Big names from big corporations pepper the personnel of the council, which is led by chair Jeffrey Immelt from General Electric. Last year the Institute for Policy Studies reported that as CEO of GE, Immelt laid off 3,568 employees during the recent recession, all the while earning $5.58 million for himself. After those layoffs, Obama rewarded GE with $210 in stimulus funds as part of the 2009 American Recovery and Reinvestment Act. And, of course, Immelt has been rewarded with a cushy title on the President’s Council. While President Obama will look for Immelt on ways to create jobs, perhaps the commander-in-chief should consider enlisting others with a bigger background in hiring and not firing.
Elsewhere on the President’s Council is Comcast Corp. CEO Brian Roberts, whose company was the top corporate source for contributions thus far in Obama’s 2012 election bid. American Express CEO Kenneth I. Chenault also sits on the council, though he recently revealed plans to cut 1,500 jobs at a North Carolina plant, signaling one of the largest layoffs in the area in ages.
Other names on the list including execs from Centerbridge Partners, Pritzker Realty Group and UBS Americas , which together have contributed almost $3 million to Obama’s last and current presidential campaign.

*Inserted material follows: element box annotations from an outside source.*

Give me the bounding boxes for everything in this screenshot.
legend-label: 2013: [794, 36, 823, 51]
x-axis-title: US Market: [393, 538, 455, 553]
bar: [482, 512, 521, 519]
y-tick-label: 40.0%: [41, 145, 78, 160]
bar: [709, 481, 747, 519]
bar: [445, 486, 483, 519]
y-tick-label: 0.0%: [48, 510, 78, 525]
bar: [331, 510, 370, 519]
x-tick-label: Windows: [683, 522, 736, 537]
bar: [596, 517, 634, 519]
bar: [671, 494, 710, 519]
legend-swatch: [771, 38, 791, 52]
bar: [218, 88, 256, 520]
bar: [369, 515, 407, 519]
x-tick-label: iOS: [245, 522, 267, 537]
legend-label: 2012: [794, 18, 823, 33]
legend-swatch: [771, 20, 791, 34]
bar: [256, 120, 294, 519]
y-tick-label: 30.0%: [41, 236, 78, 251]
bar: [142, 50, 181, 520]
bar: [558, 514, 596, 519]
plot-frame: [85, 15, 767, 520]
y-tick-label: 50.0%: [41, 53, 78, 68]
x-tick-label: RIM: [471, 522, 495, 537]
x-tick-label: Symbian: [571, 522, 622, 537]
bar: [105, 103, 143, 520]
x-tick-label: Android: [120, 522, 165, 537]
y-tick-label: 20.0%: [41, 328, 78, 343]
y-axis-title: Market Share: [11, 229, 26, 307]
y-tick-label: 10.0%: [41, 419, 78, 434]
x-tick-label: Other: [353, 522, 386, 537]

“Nobody should expect this group to come up with innovative ways of investing in the American workforce and generating not only more jobs but higher wages,” Robert Reich, Labor secretary under Bill Clinton, tells The Los Angeles Times. “That’s just not what these big companies do.”
Boeing’s Jim McNerney also will advise Obama, though perhaps he is better qualified to help raise a few bucks than bring on board new jobs. Boeing announced that they would cut 1,100 jobs this year — almost all in one location — all the while showing a 20 percent increase in profits.
Though Congress will meet this week to vote on Obama’s American Jobs Act, experts predict that the bill is far from likely to be passed. Meanwhile the unemployment rate remains at 9.1 percent.